Creating Custom Metrics

from buddy.eval.metrics import BaseMetric

class CustomBusinessMetric(BaseMetric):
    def __init__(self, name: str):
        super().__init__(name)
        self.business_goals = []
        self.kpis = {}

    def add_business_goal(self, goal_name: str, target_value: float):
        \"\"\"Add business goal to track.\"\"\"
        self.business_goals.append({
            "name": goal_name,
            "target": target_value,
            "current": 0.0
        })

    def update_kpi(self, kpi_name: str, value: float):
        \"\"\"Update KPI value.\"\"\"
        self.kpis[kpi_name] = value

    def calculate_goal_achievement(self) -> Dict[str, float]:
        \"\"\"Calculate achievement percentage for each goal.\"\"\"
        achievements = {}
        for goal in self.business_goals:
            current_value = self.kpis.get(goal["name"], 0.0)
            achievement = (current_value / goal["target"]) * 100
            achievements[goal["name"]] = min(achievement, 100.0)
        return achievements

    def get_metric_value(self) -> Dict:
        return {
            "goals": self.business_goals,
            "kpis": self.kpis,
            "achievements": self.calculate_goal_achievement()
        }

# Use custom metric
business_metric = CustomBusinessMetric("quarterly_goals")
business_metric.add_business_goal("user_satisfaction", 4.5)
business_metric.add_business_goal("cost_per_user", 10.0)
business_metric.add_business_goal("task_success_rate", 0.95)

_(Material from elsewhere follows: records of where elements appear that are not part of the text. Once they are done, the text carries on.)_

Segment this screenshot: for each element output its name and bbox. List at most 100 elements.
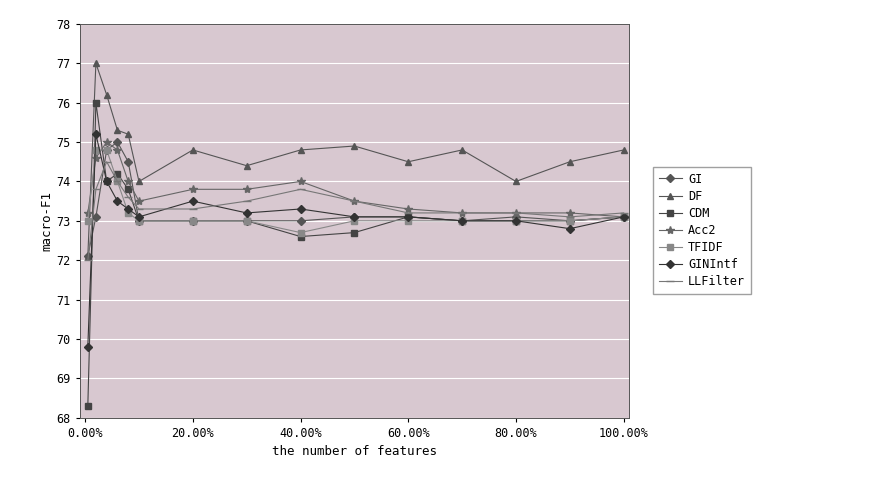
Acc2 bbox=[241, 186, 252, 192]
DF bbox=[510, 179, 521, 184]
Acc2 bbox=[349, 198, 360, 204]
GINIntf bbox=[618, 214, 629, 220]
GINIntf bbox=[457, 218, 468, 224]
DF bbox=[90, 60, 101, 66]
GINIntf bbox=[510, 218, 521, 224]
TFIDF bbox=[113, 179, 123, 184]
DF bbox=[101, 92, 112, 98]
CDM bbox=[564, 218, 575, 224]
Acc2 bbox=[134, 198, 144, 204]
GI bbox=[510, 214, 521, 220]
LLFilter bbox=[123, 194, 134, 200]
LLFilter bbox=[403, 210, 414, 216]
LLFilter bbox=[564, 214, 575, 220]
TFIDF bbox=[241, 218, 252, 224]
CDM bbox=[123, 186, 134, 192]
CDM bbox=[241, 218, 252, 224]
Acc2 bbox=[403, 206, 414, 212]
X-axis label: the number of features: the number of features bbox=[272, 445, 437, 458]
Acc2 bbox=[188, 186, 198, 192]
GINIntf bbox=[403, 214, 414, 220]
Line: Acc2: Acc2 bbox=[83, 138, 628, 221]
GI bbox=[457, 218, 468, 224]
LLFilter bbox=[241, 198, 252, 204]
Acc2 bbox=[564, 210, 575, 216]
LLFilter bbox=[90, 186, 101, 192]
CDM bbox=[403, 214, 414, 220]
LLFilter bbox=[82, 257, 93, 263]
GI bbox=[134, 218, 144, 224]
Acc2 bbox=[618, 214, 629, 220]
TFIDF bbox=[349, 218, 360, 224]
Line: DF: DF bbox=[84, 60, 627, 260]
LLFilter bbox=[134, 206, 144, 212]
GI bbox=[295, 218, 306, 224]
LLFilter bbox=[349, 198, 360, 204]
DF bbox=[113, 127, 123, 133]
GI bbox=[82, 253, 93, 259]
TFIDF bbox=[510, 218, 521, 224]
Acc2 bbox=[123, 179, 134, 184]
Line: CDM: CDM bbox=[84, 99, 627, 409]
DF bbox=[618, 147, 629, 153]
CDM bbox=[82, 403, 93, 408]
TFIDF bbox=[188, 218, 198, 224]
TFIDF bbox=[123, 210, 134, 216]
LLFilter bbox=[457, 210, 468, 216]
DF bbox=[188, 147, 198, 153]
GI bbox=[113, 139, 123, 145]
LLFilter bbox=[101, 159, 112, 165]
GINIntf bbox=[90, 132, 101, 137]
Line: GI: GI bbox=[85, 139, 626, 259]
GINIntf bbox=[349, 214, 360, 220]
TFIDF bbox=[90, 147, 101, 153]
CDM bbox=[134, 218, 144, 224]
GINIntf bbox=[564, 226, 575, 231]
GINIntf bbox=[134, 214, 144, 220]
GI bbox=[349, 214, 360, 220]
GI bbox=[241, 218, 252, 224]
TFIDF bbox=[295, 230, 306, 236]
GI bbox=[90, 214, 101, 220]
CDM bbox=[101, 179, 112, 184]
DF bbox=[134, 179, 144, 184]
DF bbox=[123, 132, 134, 137]
LLFilter bbox=[295, 186, 306, 192]
CDM bbox=[113, 171, 123, 177]
GINIntf bbox=[241, 210, 252, 216]
TFIDF bbox=[101, 147, 112, 153]
GINIntf bbox=[123, 206, 134, 212]
TFIDF bbox=[564, 218, 575, 224]
GI bbox=[101, 147, 112, 153]
Y-axis label: macro-F1: macro-F1 bbox=[41, 191, 54, 251]
DF bbox=[403, 159, 414, 165]
GINIntf bbox=[101, 179, 112, 184]
Acc2 bbox=[101, 139, 112, 145]
Acc2 bbox=[510, 210, 521, 216]
GINIntf bbox=[188, 198, 198, 204]
GINIntf bbox=[82, 344, 93, 349]
Acc2 bbox=[90, 155, 101, 161]
CDM bbox=[295, 234, 306, 240]
Acc2 bbox=[82, 210, 93, 216]
DF bbox=[241, 163, 252, 168]
LLFilter bbox=[510, 210, 521, 216]
TFIDF bbox=[403, 218, 414, 224]
DF bbox=[82, 253, 93, 259]
CDM bbox=[188, 218, 198, 224]
LLFilter bbox=[618, 210, 629, 216]
LLFilter bbox=[188, 206, 198, 212]
CDM bbox=[90, 100, 101, 106]
LLFilter bbox=[113, 179, 123, 184]
Acc2 bbox=[295, 179, 306, 184]
TFIDF bbox=[82, 218, 93, 224]
CDM bbox=[618, 214, 629, 220]
CDM bbox=[349, 230, 360, 236]
TFIDF bbox=[618, 214, 629, 220]
GI bbox=[188, 218, 198, 224]
Line: GINIntf: GINIntf bbox=[85, 132, 626, 349]
DF bbox=[295, 147, 306, 153]
CDM bbox=[510, 218, 521, 224]
GI bbox=[618, 214, 629, 220]
DF bbox=[564, 159, 575, 165]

agent.add_metric_tracker(business_metric)

Metric Aggregation

from buddy.eval.metrics import MetricAggregator

metric_aggregator = MetricAggregator(
    aggregation_rules=[
        {
            "name": "overall_health_score",
            "inputs": ["performance_score", "quality_score", "satisfaction_score"],
            "weights": [0.3, 0.4, 0.3],
            "formula": "weighted_average"
        },
        {
            "name": "efficiency_index",
            "inputs": ["throughput", "cost_per_request", "error_rate"],
            "formula": "custom",
            "function": lambda t, c, e: (t / c) * (1 - e)
        }
    ]
)

# Calculate aggregated metrics
aggregated = metric_aggregator.calculate_aggregated_metrics()
print("Aggregated Metrics:")
for metric_name, value in aggregated.items():
    print(f"  {metric_name}: {value:.3f}")

🔔 Alerts and Notifications

Metric-based Alerts

from buddy.eval.metrics import AlertSystem

alert_system = AlertSystem(
    alerts=[
        {
            "name": "high_error_rate",
            "metric": "error_rate_5m", 
            "threshold": 0.05,
            "comparison": "greater_than",
            "severity": "critical",
            "notification_channels": ["email", "slack", "pagerduty"]
        },
        {
            "name": "low_satisfaction",
            "metric": "user_satisfaction",
            "threshold": 3.5,
            "comparison": "less_than",
            "severity": "warning",
            "notification_channels": ["email"]
        },
        {
            "name": "high_cost",
            "metric": "cost_per_request",
            "threshold": 0.10,
            "comparison": "greater_than",
            "severity": "warning",
            "notification_channels": ["slack"]
        }
    ],
    notification_config={
        "email": {"smtp_server": "smtp.company.com"},
        "slack": {"webhook_url": "https://hooks.slack.com/..."},
        "pagerduty": {"integration_key": "..."}
    }
)

agent.set_alert_system(alert_system)

📋 Metrics Reporting

Automated Reports

from buddy.eval.metrics import ReportGenerator

report_generator = ReportGenerator(
    reports=[
        {
            "name": "daily_performance_summary",
            "schedule": "0 9 * * *",  # Daily at 9 AM
            "metrics": ["response_time", "throughput", "error_rate"],
            "format": "html",
            "recipients": ["team@company.com"]
        },
        {
            "name": "weekly_quality_review", 
            "schedule": "0 10 * * 1",  # Monday at 10 AM
            "metrics": ["accuracy", "relevance", "completeness", "satisfaction"],
            "format": "pdf",
            "recipients": ["quality-team@company.com"]
        }
    ]
)

# Generate on-demand report
report = report_generator.generate_report(
    report_type="comprehensive_analysis",
    time_range="last_30_days",
    include_visualizations=True
)

print(f"Report generated: {report['file_path']}")
print(f"Key insights: {report['insights']}")

🎯 Best Practices

Metrics Strategy

Define Clear Objectives: Align metrics with business goals and user needs
Balance Breadth and Depth: Track comprehensive metrics without overwhelming
Actionable Insights: Focus on metrics that drive concrete improvements
Real-time Monitoring: Enable rapid response to issues
Historical Analysis: Track trends and long-term patterns

Performance Optimization

Efficient Collection: Minimize overhead of metrics collection
Smart Sampling: Use sampling for high-volume metrics
Asynchronous Processing: Avoid blocking operations with metrics
Storage Optimization: Use appropriate storage backends for different metrics
Query Performance: Optimize metric queries and aggregations

The metrics and analytics system provides comprehensive visibility into agent performance, enabling data-driven optimization and ensuring high-quality user experiences.